I'm sure the "A Bit More" button does what every other crap toaster does when you depress the lever: takes your toast from "cool" to "warm," or from "warm" to "blasted in nuclear hellfire."
I don't know what happened, but it's very difficult to find a decent toaster any more. Buy a $10 Great Value or a $100 Kitchenaid, it's all the same useless trash. The only differences are cute design touches -- the guts are all terrible. The only brand left seems to be Hobart, and those suckers are $300. As a result, I buy the same lousy toaster every three months when I get tired of my toast being uneven, untoasted, or charred. The new toaster starts out with mediocre performance and invariably slides downhill from there.
I'd happily do without the "A Bit More" button, brushed metal accents, sculpted cover, and every other elaborate design measure if I could just get some decent toast.
This kind of design (task oriented vs process oriented) is appealing but incredibly hard to get right. The problem is that any time the user goes "off the rails", the experience can become incredibly frustrating since you start fighting what the device thinks you should be doing.
For most items we interact with in the world, while it turns out the majority of interactions we do with them might fall into neat little buckets, the inherent human messiness means that we all end up needing to bounce off the rails at some point and what once was wonderful now becomes a nightmare.

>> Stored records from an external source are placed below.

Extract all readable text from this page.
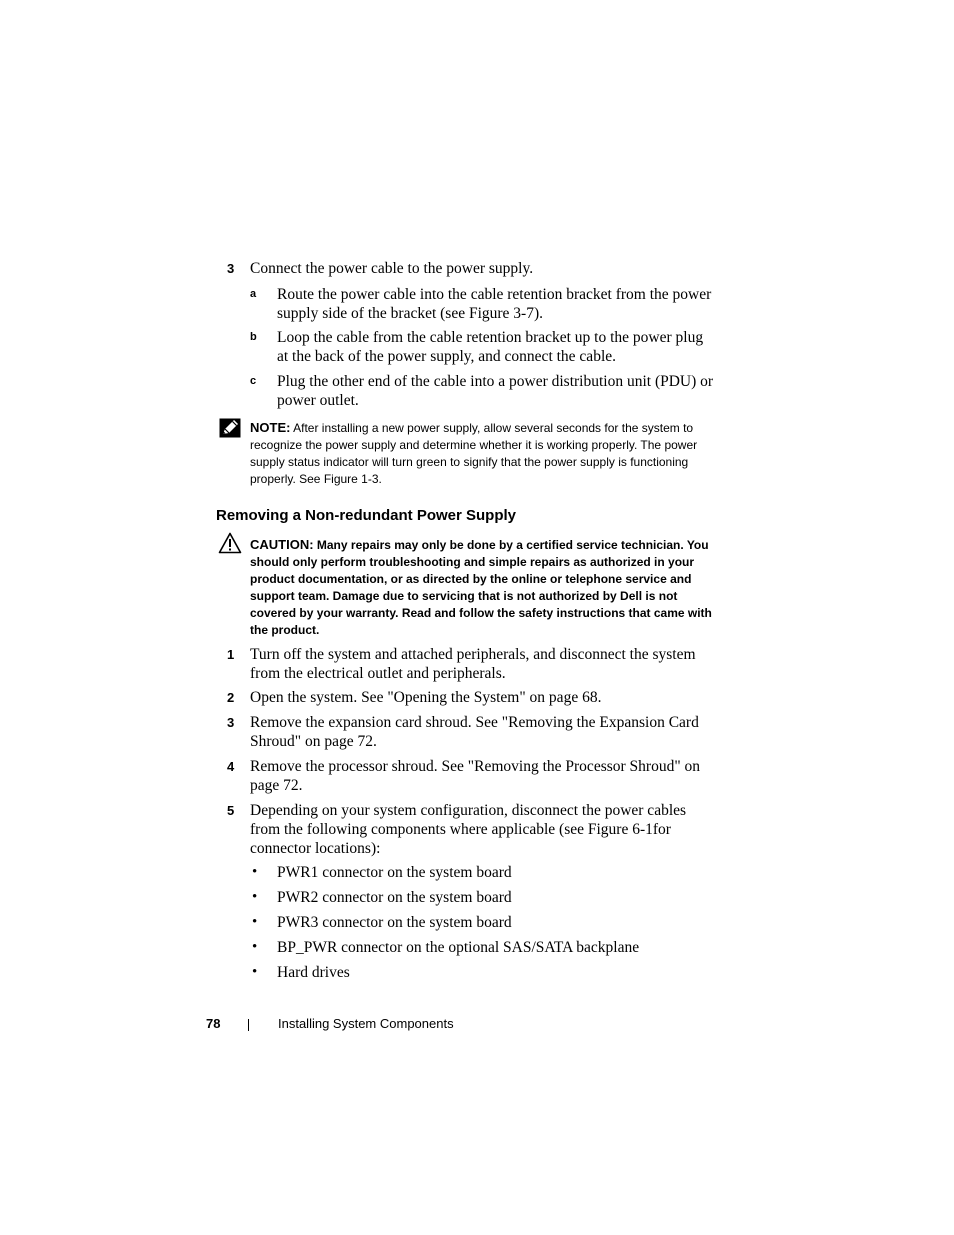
3 Connect the power cable to the power supply.
a Route the power cable into the cable retention bracket from the power supply side of the bracket (see Figure 3-7).
b Loop the cable from the cable retention bracket up to the power plug at the back of the power supply, and connect the cable.
c Plug the other end of the cable into a power distribution unit (PDU) or power outlet.
NOTE: After installing a new power supply, allow several seconds for the system to recognize the power supply and determine whether it is working properly. The power supply status indicator will turn green to signify that the power supply is functioning properly. See Figure 1-3.
Removing a Non-redundant Power Supply
CAUTION: Many repairs may only be done by a certified service technician. You should only perform troubleshooting and simple repairs as authorized in your product documentation, or as directed by the online or telephone service and support team. Damage due to servicing that is not authorized by Dell is not covered by your warranty. Read and follow the safety instructions that came with the product.
1 Turn off the system and attached peripherals, and disconnect the system from the electrical outlet and peripherals.
2 Open the system. See "Opening the System" on page 68.
3 Remove the expansion card shroud. See "Removing the Expansion Card Shroud" on page 72.
4 Remove the processor shroud. See "Removing the Processor Shroud" on page 72.
5 Depending on your system configuration, disconnect the power cables from the following components where applicable (see Figure 6-1for connector locations):
• PWR1 connector on the system board
• PWR2 connector on the system board
• PWR3 connector on the system board
• BP_PWR connector on the optional SAS/SATA backplane
• Hard drives
78	Installing System Components
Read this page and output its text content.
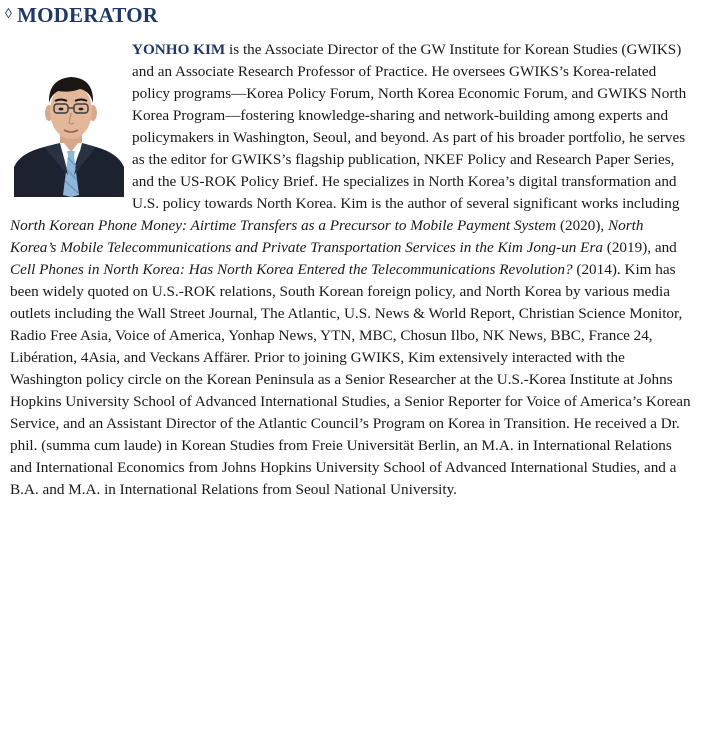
◊ MODERATOR

YONHO KIM is the Associate Director of the GW Institute for Korean Studies (GWIKS) and an Associate Research Professor of Practice. He oversees GWIKS’s Korea-related policy programs—Korea Policy Forum, North Korea Economic Forum, and GWIKS North Korea Program—fostering knowledge-sharing and network-building among experts and policymakers in Washington, Seoul, and beyond. As part of his broader portfolio, he serves as the editor for GWIKS’s flagship publication, NKEF Policy and Research Paper Series, and the US-ROK Policy Brief. He specializes in North Korea’s digital transformation and U.S. policy towards North Korea. Kim is the author of several significant works including North Korean Phone Money: Airtime Transfers as a Precursor to Mobile Payment System (2020), North Korea’s Mobile Telecommunications and Private Transportation Services in the Kim Jong-un Era (2019), and Cell Phones in North Korea: Has North Korea Entered the Telecommunications Revolution? (2014). Kim has been widely quoted on U.S.-ROK relations, South Korean foreign policy, and North Korea by various media outlets including the Wall Street Journal, The Atlantic, U.S. News & World Report, Christian Science Monitor, Radio Free Asia, Voice of America, Yonhap News, YTN, MBC, Chosun Ilbo, NK News, BBC, France 24, Libération, 4Asia, and Veckans Affärer. Prior to joining GWIKS, Kim extensively interacted with the Washington policy circle on the Korean Peninsula as a Senior Researcher at the U.S.-Korea Institute at Johns Hopkins University School of Advanced International Studies, a Senior Reporter for Voice of America’s Korean Service, and an Assistant Director of the Atlantic Council’s Program on Korea in Transition. He received a Dr. phil. (summa cum laude) in Korean Studies from Freie Universität Berlin, an M.A. in International Relations and International Economics from Johns Hopkins University School of Advanced International Studies, and a B.A. and M.A. in International Relations from Seoul National University.
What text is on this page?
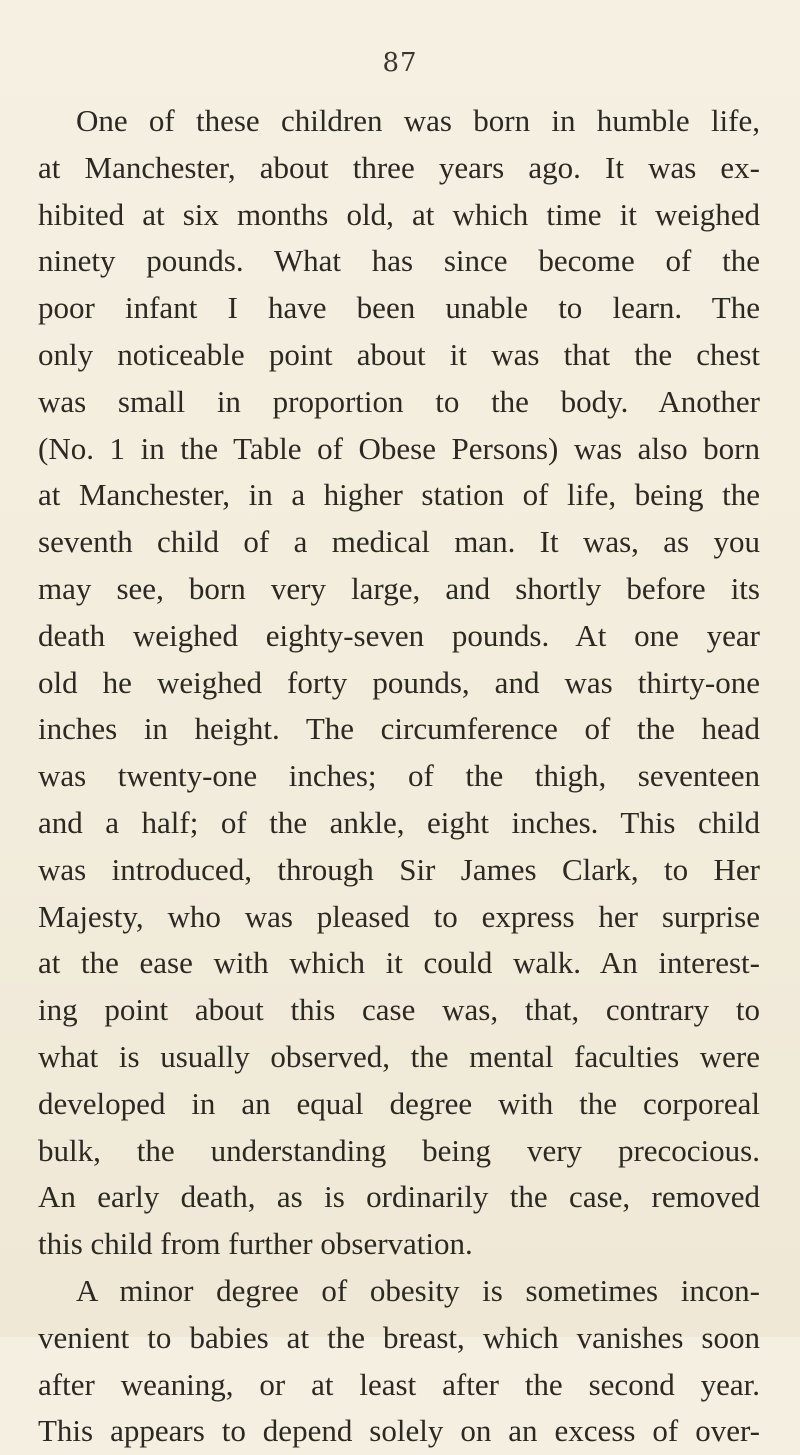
87
One of these children was born in humble life,
at Manchester, about three years ago. It was ex-
hibited at six months old, at which time it weighed
ninety pounds. What has since become of the
poor infant I have been unable to learn. The
only noticeable point about it was that the chest
was small in proportion to the body. Another
(No. 1 in the Table of Obese Persons) was also born
at Manchester, in a higher station of life, being the
seventh child of a medical man. It was, as you
may see, born very large, and shortly before its
death weighed eighty-seven pounds. At one year
old he weighed forty pounds, and was thirty-one
inches in height. The circumference of the head
was twenty-one inches; of the thigh, seventeen
and a half; of the ankle, eight inches. This child
was introduced, through Sir James Clark, to Her
Majesty, who was pleased to express her surprise
at the ease with which it could walk. An interest-
ing point about this case was, that, contrary to
what is usually observed, the mental faculties were
developed in an equal degree with the corporeal
bulk, the understanding being very precocious.
An early death, as is ordinarily the case, removed
this child from further observation.
A minor degree of obesity is sometimes incon-
venient to babies at the breast, which vanishes soon
after weaning, or at least after the second year.
This appears to depend solely on an excess of over-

What I love about these things is that we tend to go 'ooh look at what that clever designer did!' when the reality is that anyone who has ever used a toaster has invented the "A Bit More" Button and then stuck it on the shelf with all the other minor improvements we come up with and then never act on.
Yes, the toaster (and the designers involved) are definitely worthy of praise. I'm sure all of us have used our toasters to toast 'a bit more' which makes the feature all the more striking. It seems so obvious, but only in retrospect, and that is a hallmark of great design.
Maybe it seems obvious in retrospect to you, but I was dealing with the same need for an A Bit More button with the toaster at my old place, so there's nothing retrospective about it for me.
Now if only they can figure out a way to add the "A Bit Less" Button.
Reminds me of an automatic door I once saw, with a sign over the button that said "activate switch to operate"... or "operate switch to activate", I can't quite remember.
The thing that speaks to people in this is the human-like uncertainty of the statement "a bit more". It's almost certainly not the case that the machine has a concept of "a bit", or introduces randomness for the interval to be human-like; technically it's simply heating the bread for a fixed amount of time. The trick is in observing the usage patterns of people using toasters (wanting their bread toasted "a bit more" is a common goal), and naming the feature in a way that corresponds to the goal very directly, and creates emotional engagement.
I own this very toaster, and humanity is exactly the right term. The 'A bit more' button was a motivator in the purchase. When I read it I thought, "This company understands how I make breakfast. I should buy from them."